One day Teddi spotted a beautiful blue hair ribbon in the market and decided to buy it for this little girl who had nothing. Floriette beamed when Teddi presented it to her.
But when the family saw the blue ribbon, they were scandalized by the special favor Teddi had shown Floriette. And other children in the neighborhood mocked Floriette for wearing such a nice ribbon in her unkempt hair.
I share Floriette’s story now because I believe restavèk children like Floriette are Christmas children.
Christmas celebrates the birth of a child who knew what it meant to not belong—a child who was sent away by his Father from the security of a heavenly home and into servitude to a world that rejected and abused him.
In so many ways he did not belong. He was born a Jewish baby in a Roman empire where Jews didn’t belong. He was born a Galilean baby in a Jewish nation where Galileans didn’t belong. His hometown of Nazareth rejected him, and in the end, even his friends denied or betrayed him.
Conceived out of wedlock to an impoverished teenaged girl, born in a stinking stable with a feeding trough for a bed, hunted down as an infant by the authorities, forced to flee with his parents to a land where his people had once been enslaved—this Christmas story is not the narrative anyone would expect of the long awaited King of Kings entering history.
But the kingdom this baby grew up to proclaim was an upside down kingdom where the last are made first. Like the Hebrew prophets before him, he proclaimed a God who calls us to care for widows and orphans and befriend those who suffer in obscurity. He proclaimed a God who favors those who have been pushed aside above others.
With Jesus still growing in her, Mary was overtaken with joy over this. She sang out that God “has seen the humiliation of his servant” and “has raised high the lowly.”

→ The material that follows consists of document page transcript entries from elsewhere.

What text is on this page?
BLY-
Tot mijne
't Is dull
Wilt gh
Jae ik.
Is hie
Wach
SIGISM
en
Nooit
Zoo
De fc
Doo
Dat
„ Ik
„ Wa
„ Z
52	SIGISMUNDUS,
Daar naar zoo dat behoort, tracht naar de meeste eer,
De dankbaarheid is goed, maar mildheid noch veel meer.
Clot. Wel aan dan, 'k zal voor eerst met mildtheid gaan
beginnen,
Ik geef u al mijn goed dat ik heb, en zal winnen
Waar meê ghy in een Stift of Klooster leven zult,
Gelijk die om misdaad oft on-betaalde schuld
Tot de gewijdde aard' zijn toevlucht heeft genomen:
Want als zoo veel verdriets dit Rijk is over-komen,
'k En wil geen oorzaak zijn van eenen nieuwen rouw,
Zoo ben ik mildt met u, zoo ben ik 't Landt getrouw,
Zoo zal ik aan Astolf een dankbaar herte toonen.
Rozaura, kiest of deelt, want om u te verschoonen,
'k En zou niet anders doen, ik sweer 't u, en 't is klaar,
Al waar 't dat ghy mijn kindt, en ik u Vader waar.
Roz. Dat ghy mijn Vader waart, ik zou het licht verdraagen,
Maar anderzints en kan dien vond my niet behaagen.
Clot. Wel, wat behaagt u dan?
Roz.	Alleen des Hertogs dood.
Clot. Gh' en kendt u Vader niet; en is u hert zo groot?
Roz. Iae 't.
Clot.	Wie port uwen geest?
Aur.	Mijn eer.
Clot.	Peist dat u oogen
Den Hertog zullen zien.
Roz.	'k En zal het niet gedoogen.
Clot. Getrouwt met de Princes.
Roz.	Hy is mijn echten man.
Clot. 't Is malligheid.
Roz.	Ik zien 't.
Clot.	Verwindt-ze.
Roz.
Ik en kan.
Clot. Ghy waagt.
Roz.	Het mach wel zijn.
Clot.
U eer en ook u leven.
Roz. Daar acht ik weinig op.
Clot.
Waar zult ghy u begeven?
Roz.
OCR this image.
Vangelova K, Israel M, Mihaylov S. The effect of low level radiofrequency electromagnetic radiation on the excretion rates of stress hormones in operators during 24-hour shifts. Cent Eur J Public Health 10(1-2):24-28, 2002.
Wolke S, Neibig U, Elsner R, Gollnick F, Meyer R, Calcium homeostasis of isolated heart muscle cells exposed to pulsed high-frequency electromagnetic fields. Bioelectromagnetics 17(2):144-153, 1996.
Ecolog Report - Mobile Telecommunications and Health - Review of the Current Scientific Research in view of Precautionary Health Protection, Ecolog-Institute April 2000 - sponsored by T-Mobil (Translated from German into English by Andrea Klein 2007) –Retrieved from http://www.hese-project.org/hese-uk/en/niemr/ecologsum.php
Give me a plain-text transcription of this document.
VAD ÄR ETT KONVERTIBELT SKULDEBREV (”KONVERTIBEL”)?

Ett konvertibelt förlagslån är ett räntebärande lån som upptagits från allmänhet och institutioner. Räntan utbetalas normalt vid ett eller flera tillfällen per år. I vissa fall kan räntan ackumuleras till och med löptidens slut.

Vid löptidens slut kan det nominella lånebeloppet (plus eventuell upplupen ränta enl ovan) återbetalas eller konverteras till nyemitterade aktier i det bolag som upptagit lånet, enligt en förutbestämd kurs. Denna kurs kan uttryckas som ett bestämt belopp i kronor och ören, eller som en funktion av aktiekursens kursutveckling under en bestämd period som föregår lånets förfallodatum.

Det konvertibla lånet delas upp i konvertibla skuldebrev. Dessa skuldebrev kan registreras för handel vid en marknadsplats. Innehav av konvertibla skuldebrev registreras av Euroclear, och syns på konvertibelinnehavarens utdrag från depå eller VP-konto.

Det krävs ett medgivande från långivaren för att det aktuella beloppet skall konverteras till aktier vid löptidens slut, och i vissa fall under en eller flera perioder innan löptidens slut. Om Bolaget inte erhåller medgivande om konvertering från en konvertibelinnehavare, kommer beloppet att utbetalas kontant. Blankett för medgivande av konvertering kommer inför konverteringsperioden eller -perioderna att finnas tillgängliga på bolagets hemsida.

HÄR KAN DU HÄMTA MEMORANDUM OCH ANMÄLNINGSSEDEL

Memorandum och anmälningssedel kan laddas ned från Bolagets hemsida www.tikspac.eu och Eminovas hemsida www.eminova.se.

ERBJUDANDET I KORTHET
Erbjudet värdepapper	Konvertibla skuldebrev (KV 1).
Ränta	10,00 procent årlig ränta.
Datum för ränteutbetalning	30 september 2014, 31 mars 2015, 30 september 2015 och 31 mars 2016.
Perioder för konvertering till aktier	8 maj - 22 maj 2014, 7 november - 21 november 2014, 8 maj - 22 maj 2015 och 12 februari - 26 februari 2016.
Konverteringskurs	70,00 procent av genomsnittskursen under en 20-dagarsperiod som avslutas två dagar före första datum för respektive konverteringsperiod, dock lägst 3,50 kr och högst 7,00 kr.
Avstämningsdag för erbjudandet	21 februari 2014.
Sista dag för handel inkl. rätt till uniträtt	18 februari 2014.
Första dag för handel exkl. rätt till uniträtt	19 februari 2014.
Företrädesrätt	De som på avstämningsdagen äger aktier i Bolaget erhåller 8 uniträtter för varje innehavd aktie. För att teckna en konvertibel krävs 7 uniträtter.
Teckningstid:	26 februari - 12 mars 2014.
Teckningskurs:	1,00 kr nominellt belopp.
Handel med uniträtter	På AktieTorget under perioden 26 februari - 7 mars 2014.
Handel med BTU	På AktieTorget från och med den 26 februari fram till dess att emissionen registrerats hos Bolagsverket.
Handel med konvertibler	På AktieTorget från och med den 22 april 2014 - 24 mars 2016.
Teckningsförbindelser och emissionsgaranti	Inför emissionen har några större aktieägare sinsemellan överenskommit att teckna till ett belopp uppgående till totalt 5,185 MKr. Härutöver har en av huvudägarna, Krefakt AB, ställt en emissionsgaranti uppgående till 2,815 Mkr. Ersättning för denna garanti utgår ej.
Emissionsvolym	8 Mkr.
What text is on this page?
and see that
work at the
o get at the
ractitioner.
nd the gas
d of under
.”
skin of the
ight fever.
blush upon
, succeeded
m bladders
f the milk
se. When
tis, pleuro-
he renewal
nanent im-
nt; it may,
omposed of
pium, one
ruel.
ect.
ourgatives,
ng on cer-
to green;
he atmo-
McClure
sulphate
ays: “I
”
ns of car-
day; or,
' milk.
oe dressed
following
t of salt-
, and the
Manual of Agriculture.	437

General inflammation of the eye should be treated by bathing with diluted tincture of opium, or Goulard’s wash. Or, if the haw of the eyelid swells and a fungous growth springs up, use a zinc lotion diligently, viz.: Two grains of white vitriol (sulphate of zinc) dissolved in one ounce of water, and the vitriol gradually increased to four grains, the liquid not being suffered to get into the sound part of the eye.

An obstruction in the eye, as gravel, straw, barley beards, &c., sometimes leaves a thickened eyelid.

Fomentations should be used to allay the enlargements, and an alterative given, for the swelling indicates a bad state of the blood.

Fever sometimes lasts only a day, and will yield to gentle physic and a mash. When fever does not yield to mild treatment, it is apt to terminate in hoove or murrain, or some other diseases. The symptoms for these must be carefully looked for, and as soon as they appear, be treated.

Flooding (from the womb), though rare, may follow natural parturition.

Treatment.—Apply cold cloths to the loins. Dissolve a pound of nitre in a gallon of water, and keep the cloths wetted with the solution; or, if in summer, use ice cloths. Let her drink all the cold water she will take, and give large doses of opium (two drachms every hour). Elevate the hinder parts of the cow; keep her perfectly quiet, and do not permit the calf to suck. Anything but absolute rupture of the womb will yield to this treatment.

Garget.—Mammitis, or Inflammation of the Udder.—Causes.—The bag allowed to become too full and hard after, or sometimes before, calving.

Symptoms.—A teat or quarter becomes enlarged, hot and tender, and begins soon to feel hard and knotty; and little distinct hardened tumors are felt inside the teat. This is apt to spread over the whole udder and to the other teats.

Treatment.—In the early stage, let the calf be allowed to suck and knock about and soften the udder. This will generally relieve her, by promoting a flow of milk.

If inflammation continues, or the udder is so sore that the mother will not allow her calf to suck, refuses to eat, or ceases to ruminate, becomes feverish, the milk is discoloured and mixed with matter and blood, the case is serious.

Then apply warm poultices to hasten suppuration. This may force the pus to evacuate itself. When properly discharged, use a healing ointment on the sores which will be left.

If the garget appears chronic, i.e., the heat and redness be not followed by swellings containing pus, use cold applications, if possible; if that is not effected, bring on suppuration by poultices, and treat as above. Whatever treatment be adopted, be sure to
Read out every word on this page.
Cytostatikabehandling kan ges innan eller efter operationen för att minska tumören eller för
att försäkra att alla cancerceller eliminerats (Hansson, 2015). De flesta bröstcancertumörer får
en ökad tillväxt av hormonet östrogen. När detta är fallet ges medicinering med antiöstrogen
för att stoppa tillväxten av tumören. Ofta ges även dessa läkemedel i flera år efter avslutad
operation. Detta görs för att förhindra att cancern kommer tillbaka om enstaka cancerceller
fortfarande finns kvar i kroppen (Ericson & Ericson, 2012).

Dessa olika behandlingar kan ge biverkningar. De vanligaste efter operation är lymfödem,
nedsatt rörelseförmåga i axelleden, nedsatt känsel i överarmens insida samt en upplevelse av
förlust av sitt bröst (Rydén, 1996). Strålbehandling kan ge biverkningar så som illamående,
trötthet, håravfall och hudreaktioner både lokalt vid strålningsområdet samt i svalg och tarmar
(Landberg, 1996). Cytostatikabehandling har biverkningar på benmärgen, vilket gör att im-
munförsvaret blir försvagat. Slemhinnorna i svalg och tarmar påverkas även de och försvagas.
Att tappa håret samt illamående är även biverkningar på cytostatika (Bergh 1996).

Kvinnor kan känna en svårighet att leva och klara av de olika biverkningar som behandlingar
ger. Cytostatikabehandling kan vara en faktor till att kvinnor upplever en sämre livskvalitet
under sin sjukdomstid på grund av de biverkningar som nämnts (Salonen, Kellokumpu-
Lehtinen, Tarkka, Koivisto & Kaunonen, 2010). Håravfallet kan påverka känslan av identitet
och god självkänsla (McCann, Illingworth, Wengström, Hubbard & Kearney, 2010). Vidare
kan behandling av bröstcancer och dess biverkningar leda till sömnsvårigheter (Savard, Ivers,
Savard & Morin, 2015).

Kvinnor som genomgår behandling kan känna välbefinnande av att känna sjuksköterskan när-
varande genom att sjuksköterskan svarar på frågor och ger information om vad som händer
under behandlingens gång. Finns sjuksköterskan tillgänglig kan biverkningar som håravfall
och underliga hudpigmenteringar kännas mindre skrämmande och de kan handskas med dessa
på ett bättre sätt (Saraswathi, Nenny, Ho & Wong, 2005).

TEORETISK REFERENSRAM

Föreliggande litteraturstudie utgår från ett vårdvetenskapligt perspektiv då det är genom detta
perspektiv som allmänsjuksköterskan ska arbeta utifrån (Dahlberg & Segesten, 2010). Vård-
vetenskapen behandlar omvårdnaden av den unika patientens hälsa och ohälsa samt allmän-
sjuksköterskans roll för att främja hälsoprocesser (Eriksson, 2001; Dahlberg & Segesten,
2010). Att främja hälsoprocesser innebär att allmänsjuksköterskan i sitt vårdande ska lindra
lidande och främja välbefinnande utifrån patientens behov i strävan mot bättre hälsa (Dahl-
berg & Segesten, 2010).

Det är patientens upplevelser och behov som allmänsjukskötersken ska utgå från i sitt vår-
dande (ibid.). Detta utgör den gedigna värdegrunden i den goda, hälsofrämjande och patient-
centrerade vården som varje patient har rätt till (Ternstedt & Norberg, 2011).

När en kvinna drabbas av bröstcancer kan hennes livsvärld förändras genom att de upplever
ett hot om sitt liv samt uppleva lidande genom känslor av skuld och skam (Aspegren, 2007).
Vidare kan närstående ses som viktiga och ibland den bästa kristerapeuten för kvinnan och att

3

Although they probably won’t be given a break from their work to celebrate it, Christmas is a celebration for children like Floriette, children who live and suffer far from the home where they belong and far from the protection of the people they belong to.
And Christmas is also for the rejected child in each of us. It is exactly in those vulnerable wounded parts of each of us where we can find God especially close.
We can all celebrate Christmas by going inside to find and learn the true names of the wounded and neglected parts of ourselves that we hide. And we can celebrate Christmas by extending ourselves as Teddi did to someone who doesn’t belong.
It pains me to remember Floriette and to know that Beyond Borders was unable back then to help her. This was nearly twenty years ago when Beyond Borders was just getting its start.
Things have changed. We now have the ability to go into neighborhoods like hers and offer training that rapidly changes what the community sees as acceptable treatment of children like Floriette. We also have the means to help parents keep their kids at home where they belong so they never get sent to where they don’t belong.
I don’t want to minimize the impact of Teddi’s kindness, though. A name learned, a kind word offered, a ribbon given—we trust that these small acts were part of the larger flow of God’s favor shown to Floriette.
Likewise, every gift you give is part of the larger flow of favor God is showing to these children who our world has pushed aside. You’re giving some of our world’s Christmas children a place to belong.
As Christmas approaches, we pray that you’ll be reminded of the special favor God has for these children in our world and for those parts in you that feel unwelcome. May the joyful song Mary sang fill you and make this Christmas the brightest yet.
Thank you so much! And Merry Christmas!
David Diggs
Director, Beyond Borders
PS – Haitian children don’t usually receive Christmas gifts. This Christmas, though, you can give Haitian children like Floriette a most precious gift of growing up at home where they are loved and protected.